Samaritanus bonus warns of "back door" euthanasia via end-of-life protocols like Do Not Resuscitate (DNR) orders or Physician Orders for Life-Sustaining Treatment (POLST), initially for avoiding aggressive care but now abused euthanasically without consent. In legalized contexts, these create ambiguity, binding staff to patient declarations that undermine their duty to protect life. Abuses occur, including on those with depression or without true desire for death, confirming safeguards fail against a "culture of waste" valuing life by utility.
Today these protocols cause serious problems regarding the duty to protect the life of patients ... medical staff feel increasingly bound by the self-determination expressed in patient declarations that deprive physicians of their freedom and duty to safeguard life.
Utilitarian notions of "dignified death" or "quality of life" (measured by efficiency, well-being, or beauty) are rejected as ideologically flawed, ignoring spiritual dimensions. True compassion shares suffering, not kills; euthanasia perverts mercy.
Laws with safeguards degrade justice, eroding trust and the right to life foundational to all rights. Approvers become accomplices in grave sin and scandal.
Pastoral care demands accompaniment without complicity. Those requesting assisted suicide lack disposition for Penance, Anointing, or Viaticum until renouncing the plan (e.g., canceling registrations). Delay is medicinal, not condemnatory, presuming possible conversion; unconscious patients may receive conditionally if repentance is indicated. Chaplains must avoid presence at euthanasia to prevent scandal.

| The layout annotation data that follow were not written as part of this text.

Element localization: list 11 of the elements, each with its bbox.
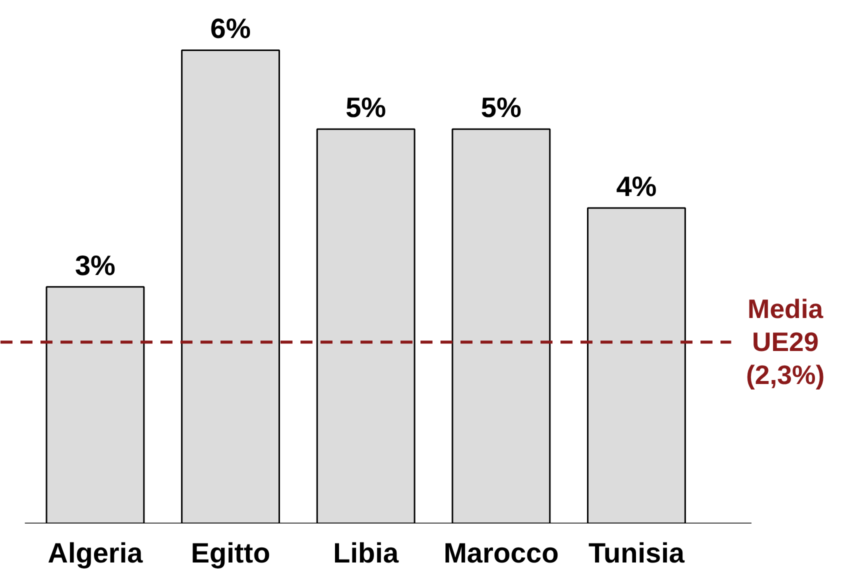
x-tick-label: Marocco xyxy=(444,538,559,568)
data-label: 4% xyxy=(616,170,657,202)
x-tick-label: Algeria xyxy=(48,538,144,568)
data-label: 5% xyxy=(480,92,522,124)
x-tick-label: Tunisia xyxy=(588,538,685,568)
data-label: 5% xyxy=(346,92,386,124)
data-label: 3% xyxy=(74,250,116,281)
x-tick-label: Libia xyxy=(333,538,399,568)
data-label: 6% xyxy=(210,13,251,44)
ref-line-label: Media UE29 (2,3%) xyxy=(746,294,825,390)
x-tick-label: Egitto xyxy=(190,538,270,568)
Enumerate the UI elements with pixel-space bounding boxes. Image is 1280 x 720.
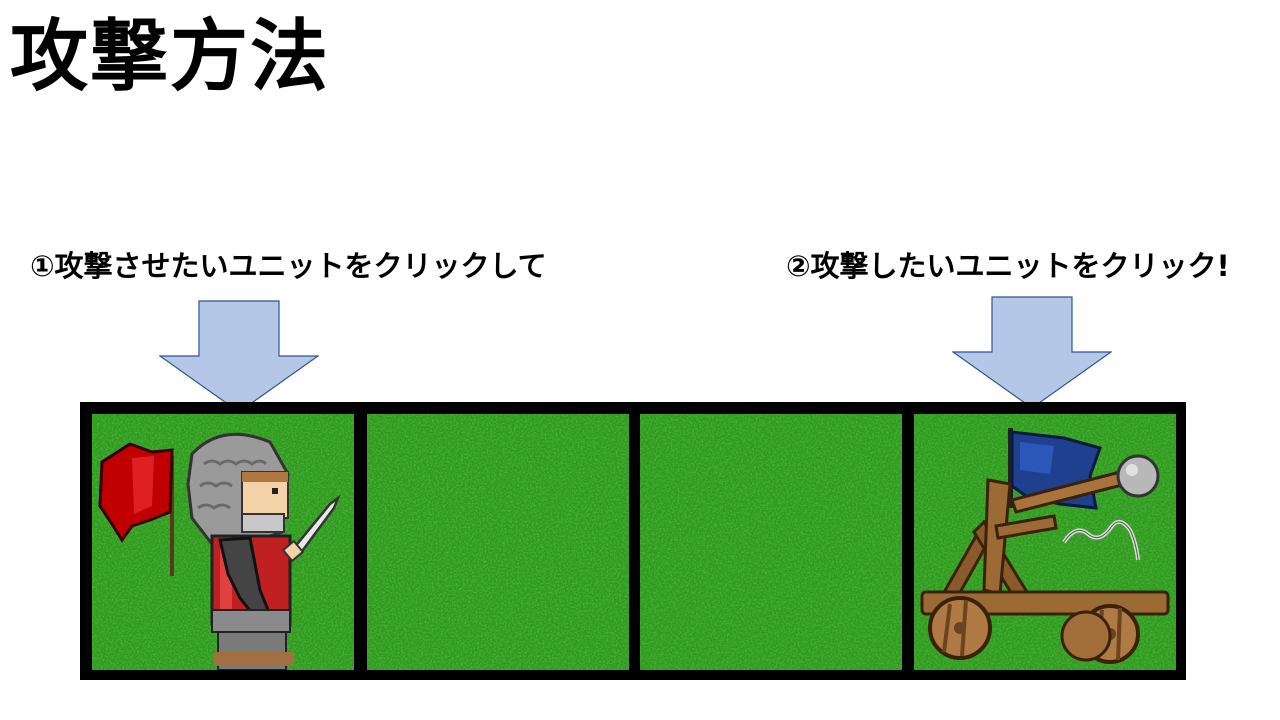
board-tile-empty[interactable] bbox=[640, 414, 902, 670]
catapult-unit-icon bbox=[920, 428, 1170, 664]
step-2-instruction: ②攻撃したいユニットをクリック! bbox=[786, 249, 1230, 283]
step-1-instruction: ①攻撃させたいユニットをクリックして bbox=[30, 249, 547, 283]
down-arrow-icon bbox=[159, 300, 319, 413]
board-tile-empty[interactable] bbox=[367, 414, 629, 670]
knight-unit-icon bbox=[98, 432, 341, 670]
down-arrow-icon bbox=[952, 296, 1112, 409]
grass-terrain bbox=[367, 414, 629, 670]
board-tile-ally-unit[interactable] bbox=[92, 414, 354, 670]
board-tile-enemy-unit[interactable] bbox=[914, 414, 1176, 670]
page-title: 攻撃方法 bbox=[10, 12, 331, 102]
game-board bbox=[80, 402, 1186, 680]
grass-terrain bbox=[640, 414, 902, 670]
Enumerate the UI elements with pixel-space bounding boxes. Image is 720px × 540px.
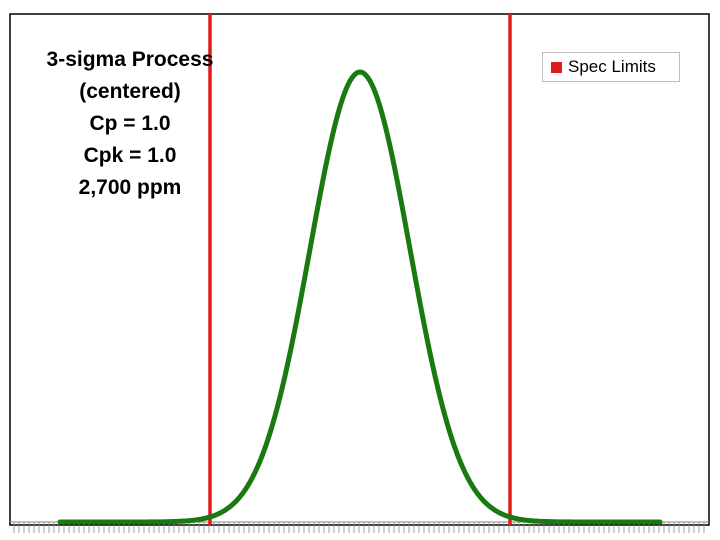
- legend: Spec Limits: [542, 52, 680, 82]
- annotation-line-cp: Cp = 1.0: [89, 112, 171, 135]
- annotation-line-title: 3-sigma Process: [46, 48, 214, 71]
- annotation-line-ppm: 2,700 ppm: [78, 176, 182, 199]
- annotation-line-centered: (centered): [79, 80, 181, 103]
- plot-frame: [9, 13, 710, 526]
- legend-swatch: [551, 61, 562, 73]
- annotation-line-cpk: Cpk = 1.0: [83, 144, 177, 167]
- legend-label: Spec Limits: [568, 57, 656, 76]
- normal-distribution-curve: [57, 69, 663, 525]
- process-annotation: 3-sigma Process (centered) Cp = 1.0 Cpk …: [30, 44, 230, 204]
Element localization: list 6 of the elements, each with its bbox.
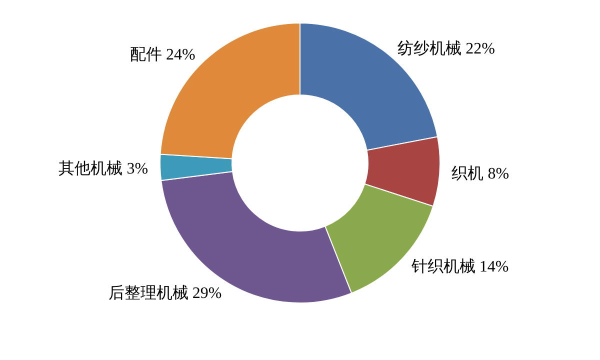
slice-label: 织机	[452, 164, 484, 182]
slice-label: 配件	[130, 46, 162, 64]
slice-label: 后整理机械	[108, 284, 188, 302]
slice-label: 针织机械	[410, 258, 476, 276]
slice-label: 纺纱机械	[398, 39, 462, 58]
slice-label: 其他机械	[58, 160, 123, 178]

The Church urges rejecting legalization entirely, as it undermines civil society. Instead, prioritize palliative care, pain relief, ordinary support, and human companionship—fulfilling the request for "sympathy and support in the time of trial." This upholds dignity from conception to natural death.
In summary, Catholic teaching evaluates assisted suicide safeguards as wholly inadequate: the act remains a crime against life, with no procedural veneer altering its intrinsic evil. Fidelity requires rejecting it outright, promoting true care that honors God's gift of life.